The best chance for a substantial rate-drop is downward pressure on inflation from IT. Here is a small example of continuous and ubiquitous deflation-inducing disruption.
Last month, I bought warm socks from Amazon for my always-cold wife. Too big. To Amazon for a return label. Instead, a QR code and instructions to take the socks to our closest Whole Foods customer service desk and flash the i-phone QR.
Neat. But watch the ripples. Packaging stores, previously the easiest return portal will permanently lose volume. As will UPS, FedEx or whoever the carrier used to be. The cost to the customer falls, like trips to the Whole Paycheck have no incremental cost. The return cost to Amazon falls also: grocery customer service has unused spare time, and returns will be bulk-shipped back to Amazon, not onesies.
These IT effects have vectors for overseas contagion. Despite tariffs increasing the cost of imported goods from China, in the last year aggregate import prices have fallen 3 percent. And the prices of U.S. exports have fallen also, by 2.2 percent.
All of this has been a mystery to central banks trapped in back look models and genetically engineered to fear as Enemy Number One a return of the 1960s-1970s spiral of inflation. As a group in the last 20 years, they have looked like a parade of Elmer Fudds dressed in Obviousman! T-shirts and boxer shorts. They are certain that was away wabbit is here somewhere, and so blaze away at phantoms, as did the ECB 2008 and 2011 and the Fed last year.
Powell to the rescue. Any Fed junkie reading Fed speeches knows that half of the twelve regional-Fed presidents opposed all or some of the Fed’s cuts since summer. These cuts are Powell’s personal work, as is the tilt to lower now which he made clear this week. His skepticism of the old models now dominates the Fed, and he’s getting support from Fed research staff.

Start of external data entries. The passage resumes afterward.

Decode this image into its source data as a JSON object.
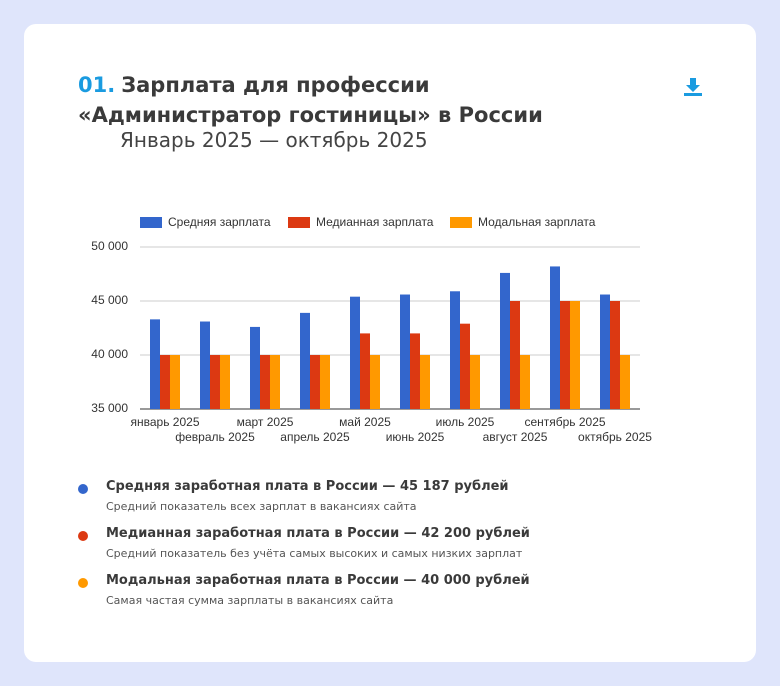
{
  "chart_data": {
    "type": "bar",
    "number": "01.",
    "title": "Зарплата для профессии «Администратор гостиницы» в России",
    "subtitle": "Январь 2025 — октябрь 2025",
    "categories": [
      "январь 2025",
      "февраль 2025",
      "март 2025",
      "апрель 2025",
      "май 2025",
      "июнь 2025",
      "июль 2025",
      "август 2025",
      "сентябрь 2025",
      "октябрь 2025"
    ],
    "series": [
      {
        "name": "Средняя зарплата",
        "color": "#3366cc",
        "values": [
          43300,
          43100,
          42600,
          43900,
          45400,
          45600,
          45900,
          47600,
          48200,
          45600
        ]
      },
      {
        "name": "Медианная зарплата",
        "color": "#dc3912",
        "values": [
          40000,
          40000,
          40000,
          40000,
          42000,
          42000,
          42900,
          45000,
          45000,
          45000
        ]
      },
      {
        "name": "Модальная зарплата",
        "color": "#ff9900",
        "values": [
          40000,
          40000,
          40000,
          40000,
          40000,
          40000,
          40000,
          40000,
          45000,
          40000
        ]
      }
    ],
    "ylim": [
      35000,
      50000
    ],
    "yticks": [
      {
        "value": 35000,
        "label": "35 000"
      },
      {
        "value": 40000,
        "label": "40 000"
      },
      {
        "value": 45000,
        "label": "45 000"
      },
      {
        "value": 50000,
        "label": "50 000"
      }
    ],
    "grid": true,
    "legend": "top"
  },
  "stats": [
    {
      "title": "Средняя заработная плата в России — 45 187 рублей",
      "note": "Средний показатель всех зарплат в вакансиях сайта",
      "color": "#3366cc"
    },
    {
      "title": "Медианная заработная плата в России — 42 200 рублей",
      "note": "Средний показатель без учёта самых высоких и самых низких зарплат",
      "color": "#dc3912"
    },
    {
      "title": "Модальная заработная плата в России — 40 000 рублей",
      "note": "Самая частая сумма зарплаты в вакансиях сайта",
      "color": "#ff9900"
    }
  ]
}
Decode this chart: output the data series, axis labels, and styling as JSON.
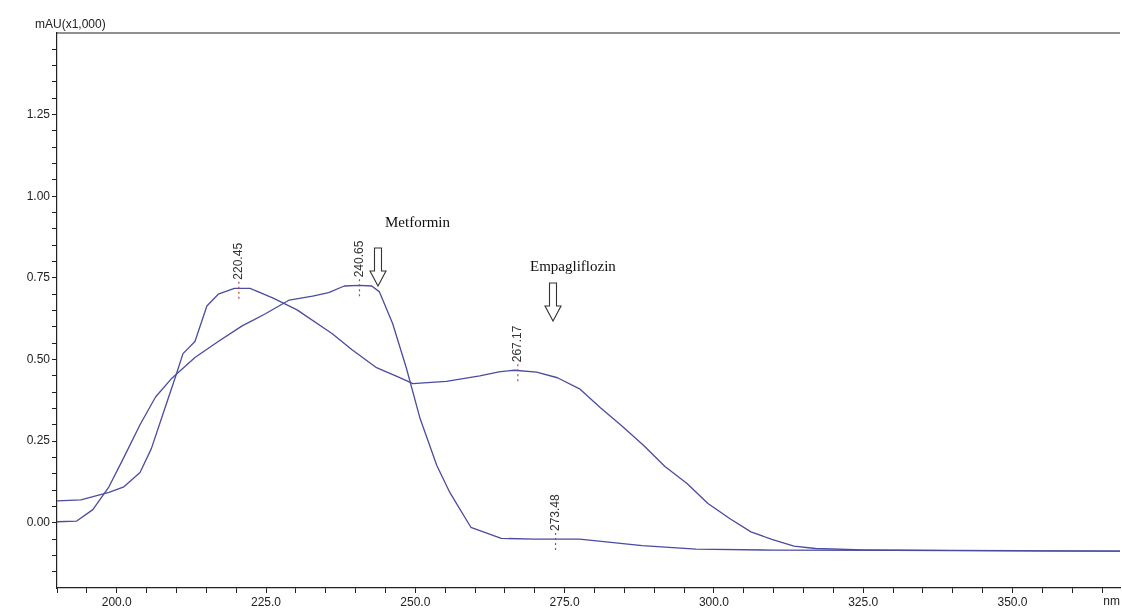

Recommended only for self-abusing civilians: “The Global Equilibrium Real Interest Rate.” The author, Fed Deputy Director Michael Kiley pulled global data into the “neutral rate” discussion for U.S. policy. His work suggests that the after-inflation, “real” neutral rate neither stimulating nor slowing the economy today is below zero — not at zero or slightly above as the Fed majority estimates, or higher as claimed by Fed hawks.
The Fed cost of money now sits at about the same rate as inflation, at 1.75% a zero real neutral rate. Even inflation-doubting Powell said that 1.75 percent is slightly “accommodative,” meaning easy and economically stimulative. But, if Kiley’s work is correct and neutral is minus-one-percent, the Fed’s cost of money is still too high by one percent.